Until relatively recently, West Australians often didn’t have the chance to eat West Australian oysters. But in late 2024, the Harvest Road Group began harvesting the Albany Rock Oyster in the Great Southern region, providing connoisseurs with a treat that was hitherto largely unavailable.
After four years of investment and job creation, Harvest Road’s aquaculture business, Leeuwin Coast, was in a position to deliver oysters widely across Western Australia, as well as to customers in Sydney and Melbourne.
The oysters have already received an enthusiastic reception. At the 2024 Sydney Royal Easter Show, Leeuwin Coast won three gold medals for its WA rock oysters – in the Sydney rock oyster category.
Normally harvested in the warmer months of November to April when they are in peak condition, Albany Rock Oysters are grown in the aptly named Oyster Harbour, nourished by fresh waters from the King and Kalgan Rivers and saltwater of the Southern Ocean.
Shoal Bay operation
Harvest Road, a portfolio company of Tattarang, is also developing a second oyster grow-out operation at nearby Shoal Bay.

Harvest Road Group CEO, Tim Wood, said the business was proud to be developing a growing industry in the Great Southern.
“The national recognition that Harvest Road has already received gives us confidence that Albany Rock Oysters will be a growing industry for Western Australia and will be a premium oyster of choice for diners in Western Australia and on the east coast alike,” he said.

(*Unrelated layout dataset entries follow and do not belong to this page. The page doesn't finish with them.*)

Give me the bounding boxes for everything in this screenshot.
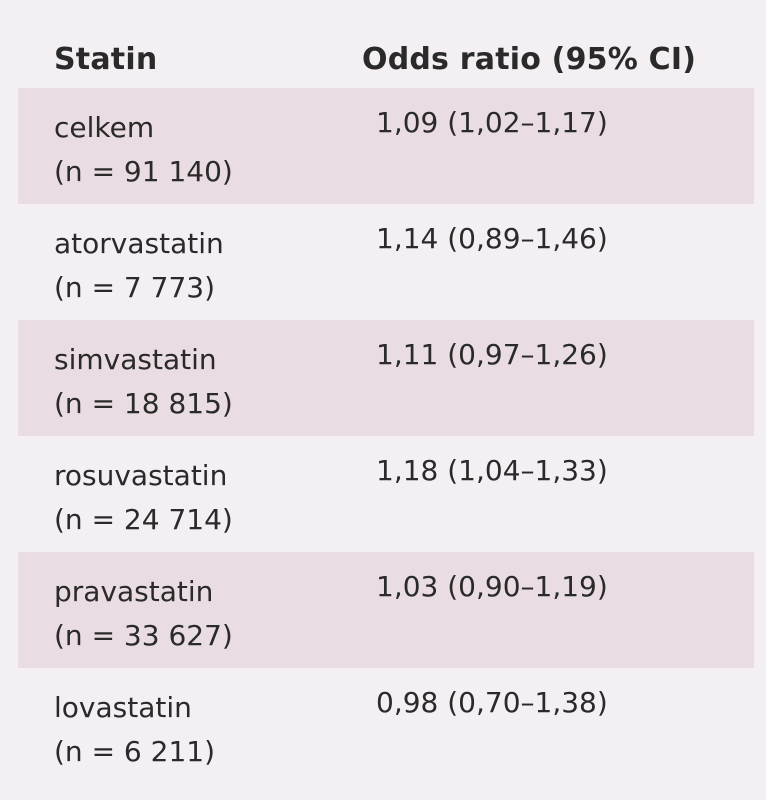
statin-cell: simvastatin (n = 18 815) — [18, 338, 338, 436]
statin-cell: celkem (n = 91 140) — [18, 106, 338, 204]
header-statin: Statin — [54, 42, 158, 77]
odds-ratio-cell: 1,09 (1,02–1,17) — [376, 106, 608, 139]
statin-name: pravastatin — [54, 575, 214, 608]
statin-name: atorvastatin — [54, 227, 224, 260]
statin-name: celkem — [54, 111, 155, 144]
statin-count: (n = 91 140) — [54, 155, 233, 188]
table-row: atorvastatin (n = 7 773) 1,14 (0,89–1,46… — [18, 204, 754, 320]
table-row: simvastatin (n = 18 815) 1,11 (0,97–1,26… — [18, 320, 754, 436]
statin-count: (n = 6 211) — [54, 735, 216, 768]
statin-name: lovastatin — [54, 691, 192, 724]
header-odds-ratio: Odds ratio (95% CI) — [362, 42, 697, 77]
table-header: Statin Odds ratio (95% CI) — [18, 18, 754, 88]
statin-cell: lovastatin (n = 6 211) — [18, 686, 338, 784]
table-row: lovastatin (n = 6 211) 0,98 (0,70–1,38) — [18, 668, 754, 784]
statin-count: (n = 18 815) — [54, 387, 233, 420]
statin-cell: pravastatin (n = 33 627) — [18, 570, 338, 668]
table-row: celkem (n = 91 140) 1,09 (1,02–1,17) — [18, 88, 754, 204]
odds-ratio-cell: 1,11 (0,97–1,26) — [376, 338, 608, 371]
odds-ratio-cell: 1,18 (1,04–1,33) — [376, 454, 608, 487]
statin-name: simvastatin — [54, 343, 217, 376]
statin-name: rosuvastatin — [54, 459, 228, 492]
odds-ratio-cell: 1,14 (0,89–1,46) — [376, 222, 608, 255]
table-row: pravastatin (n = 33 627) 1,03 (0,90–1,19… — [18, 552, 754, 668]
statin-cell: rosuvastatin (n = 24 714) — [18, 454, 338, 552]
table-row: rosuvastatin (n = 24 714) 1,18 (1,04–1,3… — [18, 436, 754, 552]
odds-ratio-cell: 0,98 (0,70–1,38) — [376, 686, 608, 719]
statin-count: (n = 7 773) — [54, 271, 216, 304]
statin-cell: atorvastatin (n = 7 773) — [18, 222, 338, 320]
odds-ratio-cell: 1,03 (0,90–1,19) — [376, 570, 608, 603]
statin-count: (n = 33 627) — [54, 619, 233, 652]
table-body: celkem (n = 91 140) 1,09 (1,02–1,17) ato… — [18, 88, 754, 784]
statin-odds-table: Statin Odds ratio (95% CI) celkem (n = 9… — [18, 18, 754, 784]
statin-count: (n = 24 714) — [54, 503, 233, 536]
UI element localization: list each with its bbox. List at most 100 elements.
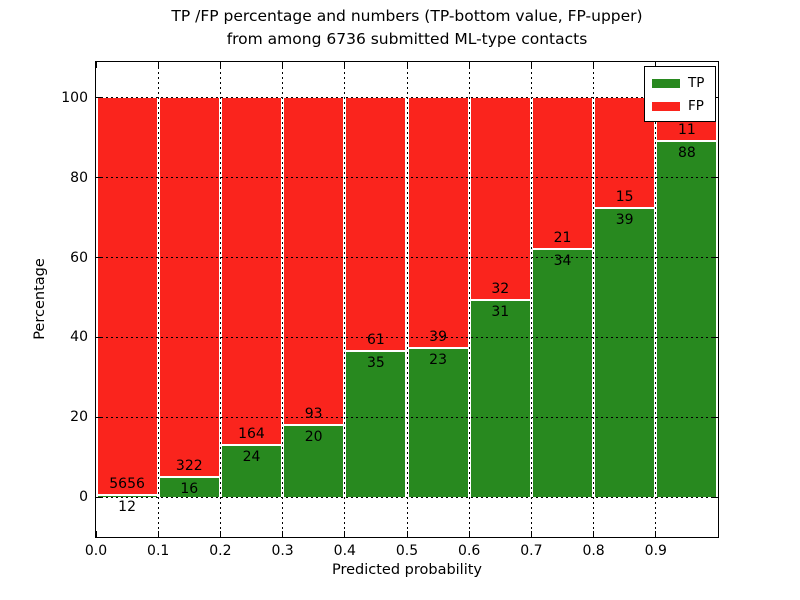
bar-segment-fp (346, 97, 406, 352)
bar-segment-fp (470, 97, 530, 301)
bar-label-tp: 24 (242, 449, 261, 466)
x-tick-label: 0.9 (644, 543, 667, 559)
bar-segment-tp (470, 300, 530, 498)
v-gridline (593, 62, 595, 537)
chart-title: TP /FP percentage and numbers (TP-bottom… (96, 5, 718, 51)
v-gridline (468, 62, 470, 537)
x-tick-mark-top (95, 62, 97, 68)
bar-label-tp: 35 (366, 354, 385, 371)
tp-color-swatch (652, 78, 680, 88)
legend-label-tp: TP (688, 75, 705, 91)
x-tick-mark-top (219, 62, 221, 68)
y-tick-label: 100 (61, 89, 88, 106)
x-axis-label: Predicted probability (331, 562, 483, 578)
x-tick-label: 0.7 (520, 543, 543, 559)
bar-label-fp: 32 (491, 280, 510, 297)
v-gridline (655, 62, 657, 537)
x-tick-label: 0.3 (271, 543, 294, 559)
x-tick-label: 0.5 (395, 543, 419, 559)
x-tick-mark (655, 531, 657, 537)
bar-segment-tp (221, 446, 282, 498)
x-tick-mark-top (157, 62, 159, 68)
legend-item-tp: TP (652, 73, 708, 93)
x-tick-label: 0.4 (333, 543, 356, 559)
x-tick-label: 0.8 (582, 543, 605, 559)
y-axis-label: Percentage (32, 258, 48, 340)
h-gridline (96, 496, 718, 498)
bar-label-fp: 93 (304, 406, 323, 423)
bar-segment-fp (97, 97, 157, 497)
x-tick-mark-top (593, 62, 595, 68)
bar-segment-fp (408, 97, 468, 349)
y-tick-mark (96, 97, 102, 99)
bar-segment-tp (408, 349, 468, 498)
v-gridline (282, 62, 284, 537)
x-tick-label: 0.0 (84, 543, 108, 559)
x-tick-mark-top (717, 62, 719, 68)
x-tick-mark (344, 531, 346, 537)
bar-label-fp: 322 (175, 458, 203, 475)
bar-label-tp: 31 (491, 303, 510, 320)
x-tick-mark-top (344, 62, 346, 68)
x-tick-mark-top (282, 62, 284, 68)
x-tick-mark (468, 531, 470, 537)
fp-color-swatch (652, 101, 680, 111)
h-gridline (96, 416, 718, 418)
bar-label-fp: 11 (677, 122, 696, 139)
x-tick-mark-top (406, 62, 408, 68)
v-gridline (157, 62, 159, 537)
h-gridline (96, 336, 718, 338)
h-gridline (96, 257, 718, 259)
y-tick-mark-right (712, 177, 718, 179)
y-tick-mark (96, 257, 102, 259)
x-tick-mark (95, 531, 97, 537)
bar-label-tp: 12 (118, 499, 136, 516)
x-tick-label: 0.6 (458, 543, 481, 559)
bar-segment-fp (159, 97, 219, 479)
y-tick-mark-right (712, 416, 718, 418)
legend: TP FP (644, 66, 716, 122)
y-tick-mark-right (712, 257, 718, 259)
v-gridline (406, 62, 408, 537)
y-tick-mark (96, 336, 102, 338)
y-tick-mark-right (712, 336, 718, 338)
bar-segment-fp (284, 97, 344, 427)
bar-label-tp: 88 (677, 145, 696, 162)
x-tick-label: 0.2 (209, 543, 232, 559)
bar-label-fp: 61 (366, 331, 385, 348)
chart-title-line1: TP /FP percentage and numbers (TP-bottom… (171, 7, 643, 25)
bar-label-fp: 5656 (109, 476, 145, 493)
bar-label-fp: 39 (429, 329, 447, 345)
x-tick-mark (530, 531, 532, 537)
y-tick-mark (96, 496, 102, 498)
x-tick-mark (717, 531, 719, 537)
y-tick-label: 60 (70, 249, 88, 266)
bar-segment-tp (346, 351, 406, 498)
v-gridline (530, 62, 532, 537)
y-tick-label: 20 (70, 409, 88, 426)
y-tick-label: 80 (70, 169, 88, 186)
y-tick-mark (96, 416, 102, 418)
x-tick-mark (593, 531, 595, 537)
x-tick-mark (406, 531, 408, 537)
bar-segment-tp (657, 142, 717, 498)
h-gridline (96, 177, 718, 179)
h-gridline (96, 97, 718, 99)
x-tick-mark (219, 531, 221, 537)
legend-item-fp: FP (652, 96, 708, 116)
bar-segment-tp (532, 250, 593, 498)
bar-label-tp: 34 (553, 253, 572, 270)
bar-segment-tp (284, 426, 344, 498)
x-tick-label: 0.1 (147, 543, 170, 559)
bar-label-fp: 21 (553, 230, 572, 247)
bar-segment-tp (159, 478, 219, 498)
legend-label-fp: FP (688, 98, 704, 114)
bar-segment-fp (221, 97, 282, 447)
x-tick-mark-top (530, 62, 532, 68)
x-tick-mark (157, 531, 159, 537)
chart-title-line2: from among 6736 submitted ML-type contac… (226, 30, 588, 48)
y-tick-label: 40 (70, 329, 88, 346)
bar-segment-fp (532, 97, 593, 251)
bar-segment-tp (595, 208, 655, 498)
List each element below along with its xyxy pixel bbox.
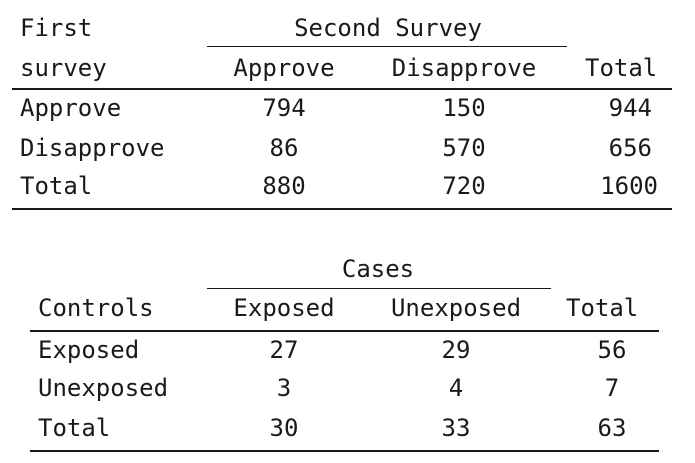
table-cell: 570 xyxy=(442,134,486,162)
table-cell: 7 xyxy=(604,374,620,402)
table-cell: 56 xyxy=(597,336,627,364)
row-label: Total xyxy=(38,414,111,442)
column-group-rule xyxy=(207,288,551,289)
row-header-line2: survey xyxy=(20,54,107,82)
table-cell: 794 xyxy=(262,94,306,122)
column-header: Disapprove xyxy=(391,54,537,82)
column-header: Unexposed xyxy=(390,294,522,322)
row-header: Controls xyxy=(38,294,154,322)
table-cell: 150 xyxy=(442,94,486,122)
header-rule xyxy=(30,330,659,332)
table-cell: 30 xyxy=(269,414,299,442)
column-header: Total xyxy=(585,54,658,82)
column-group-header: Cases xyxy=(341,255,415,283)
table-cell: 63 xyxy=(597,414,627,442)
column-header: Total xyxy=(566,294,639,322)
column-group-header: Second Survey xyxy=(294,14,482,42)
row-label: Total xyxy=(20,172,93,200)
table-cell: 27 xyxy=(269,336,299,364)
row-header-line1: First xyxy=(20,14,93,42)
table-cell: 656 xyxy=(608,134,652,162)
table-cell: 720 xyxy=(442,172,486,200)
header-rule xyxy=(12,88,672,90)
table-cell: 944 xyxy=(608,94,652,122)
row-label: Disapprove xyxy=(20,134,165,162)
table-cell: 33 xyxy=(441,414,471,442)
table-cell: 29 xyxy=(441,336,471,364)
table-cell: 4 xyxy=(448,374,464,402)
row-label: Exposed xyxy=(38,336,140,364)
bottom-rule xyxy=(30,450,659,452)
column-header: Approve xyxy=(233,54,335,82)
table-cell: 3 xyxy=(276,374,292,402)
row-label: Unexposed xyxy=(38,374,169,402)
column-group-rule xyxy=(207,46,567,47)
column-header: Exposed xyxy=(233,294,335,322)
table-cell: 86 xyxy=(269,134,299,162)
bottom-rule xyxy=(12,208,672,210)
row-label: Approve xyxy=(20,94,122,122)
table-cell: 1600 xyxy=(600,172,658,200)
table-cell: 880 xyxy=(262,172,306,200)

General Manager, Aquaculture, Richard Kohne, said the oysters were carefully managed across their three-year lifecycle to create a premium shape and flavour.
“Starting their life in the local hatchery, and then transitioning to purpose-built, state-of-the-art nursery facilities, Albany Rock Oysters are graded so that only the best quality juveniles continue their journey into the baskets in Oyster Harbour,” he said.
“But ultimately it’s the pristine, nutrient-rich waters of the Great Southern that are delivering the exceptional, well-balanced flavour that experts and chefs are applauding.”